Sum of Geometric progression:

For a G.P. with n terms, common ratio r and first term a, the sum of n terms is given by:

1. \(\rm S_n=\dfrac{a(r^n-1)}{r-1}\ \ \ \ \{...r>1\)
2. \(\rm S_n=\dfrac{a(1-r^n)}{1-r}\ \ \ \ \{...r<1\)

Calculation:

Notice that the given summation is a G.P with common ratio \(\rm r = -\dfrac{1}{2}\).

Since r < 1, the sum of the G.P is given by the formula 2.

For the given G.P. \(\rm a=1, r=-\dfrac{1}{2}\mbox{ and } n = 8\).
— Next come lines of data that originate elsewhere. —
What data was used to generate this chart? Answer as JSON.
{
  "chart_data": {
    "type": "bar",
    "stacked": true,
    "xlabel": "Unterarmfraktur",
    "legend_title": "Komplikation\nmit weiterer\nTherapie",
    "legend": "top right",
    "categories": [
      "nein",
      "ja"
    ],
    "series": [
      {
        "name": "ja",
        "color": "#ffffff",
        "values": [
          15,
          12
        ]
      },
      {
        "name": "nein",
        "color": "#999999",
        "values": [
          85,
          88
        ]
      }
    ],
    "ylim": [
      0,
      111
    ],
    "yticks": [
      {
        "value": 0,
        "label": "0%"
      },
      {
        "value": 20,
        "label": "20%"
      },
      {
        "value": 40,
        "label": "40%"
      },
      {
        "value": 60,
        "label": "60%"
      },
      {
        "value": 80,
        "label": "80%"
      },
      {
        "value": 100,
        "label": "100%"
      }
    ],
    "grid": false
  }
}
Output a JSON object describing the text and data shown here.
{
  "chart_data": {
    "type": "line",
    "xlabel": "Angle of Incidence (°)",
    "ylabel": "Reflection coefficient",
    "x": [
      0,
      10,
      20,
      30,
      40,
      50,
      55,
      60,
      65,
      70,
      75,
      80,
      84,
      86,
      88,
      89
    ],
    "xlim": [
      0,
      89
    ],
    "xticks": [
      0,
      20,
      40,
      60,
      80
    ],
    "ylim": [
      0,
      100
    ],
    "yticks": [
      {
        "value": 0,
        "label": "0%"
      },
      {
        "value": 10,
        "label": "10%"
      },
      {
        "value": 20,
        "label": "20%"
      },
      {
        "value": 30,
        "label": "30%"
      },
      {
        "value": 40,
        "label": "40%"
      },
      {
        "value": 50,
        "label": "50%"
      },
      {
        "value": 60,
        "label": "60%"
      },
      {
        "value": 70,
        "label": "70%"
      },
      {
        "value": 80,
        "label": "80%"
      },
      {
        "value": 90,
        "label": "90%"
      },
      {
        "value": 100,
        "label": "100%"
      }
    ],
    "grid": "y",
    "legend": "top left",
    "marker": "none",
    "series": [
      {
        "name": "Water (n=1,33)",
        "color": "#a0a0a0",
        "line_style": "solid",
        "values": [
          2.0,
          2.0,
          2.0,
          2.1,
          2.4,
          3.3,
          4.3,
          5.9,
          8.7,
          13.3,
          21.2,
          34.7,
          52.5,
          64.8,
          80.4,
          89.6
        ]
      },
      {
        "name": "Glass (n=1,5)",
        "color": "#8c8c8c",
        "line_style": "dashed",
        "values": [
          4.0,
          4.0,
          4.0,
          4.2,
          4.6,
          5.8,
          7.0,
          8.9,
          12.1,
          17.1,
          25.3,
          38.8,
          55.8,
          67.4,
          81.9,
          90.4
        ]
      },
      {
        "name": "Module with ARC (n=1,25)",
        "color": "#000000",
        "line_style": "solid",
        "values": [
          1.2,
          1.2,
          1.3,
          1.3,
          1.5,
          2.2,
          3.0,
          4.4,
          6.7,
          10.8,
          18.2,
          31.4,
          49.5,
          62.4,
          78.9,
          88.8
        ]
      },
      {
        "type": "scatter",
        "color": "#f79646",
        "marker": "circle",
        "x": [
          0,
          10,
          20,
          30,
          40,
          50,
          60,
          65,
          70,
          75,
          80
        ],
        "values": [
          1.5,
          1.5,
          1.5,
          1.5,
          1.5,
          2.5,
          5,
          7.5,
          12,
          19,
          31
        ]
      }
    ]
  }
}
Thus, the required sum is given as follows:

\(\rm \begin{align*} S_8 &= \dfrac{a(1-r^n)}{1-r}\\ &= \dfrac{1\left(1-\left(-\frac{1}{2}\right)^8\right)}{1+\frac{1}{2}}\\ &= \dfrac{1\left(1-\left(\frac{1}{256}\right)\right)}{\frac{3}{2}}\\ &= \dfrac{2\left(\frac{255}{256}\right)}{3}\\ &= \dfrac{2\times 255}{3\times 256}\\ &= \dfrac{85}{128} \end{align*}\)

Therefore, the sum of the first 8 terms of the series \(1-\dfrac{1}{2}+\dfrac{1}{4}-\dfrac{1}{8}+\cdots\) is \(\dfrac{85}{128}\).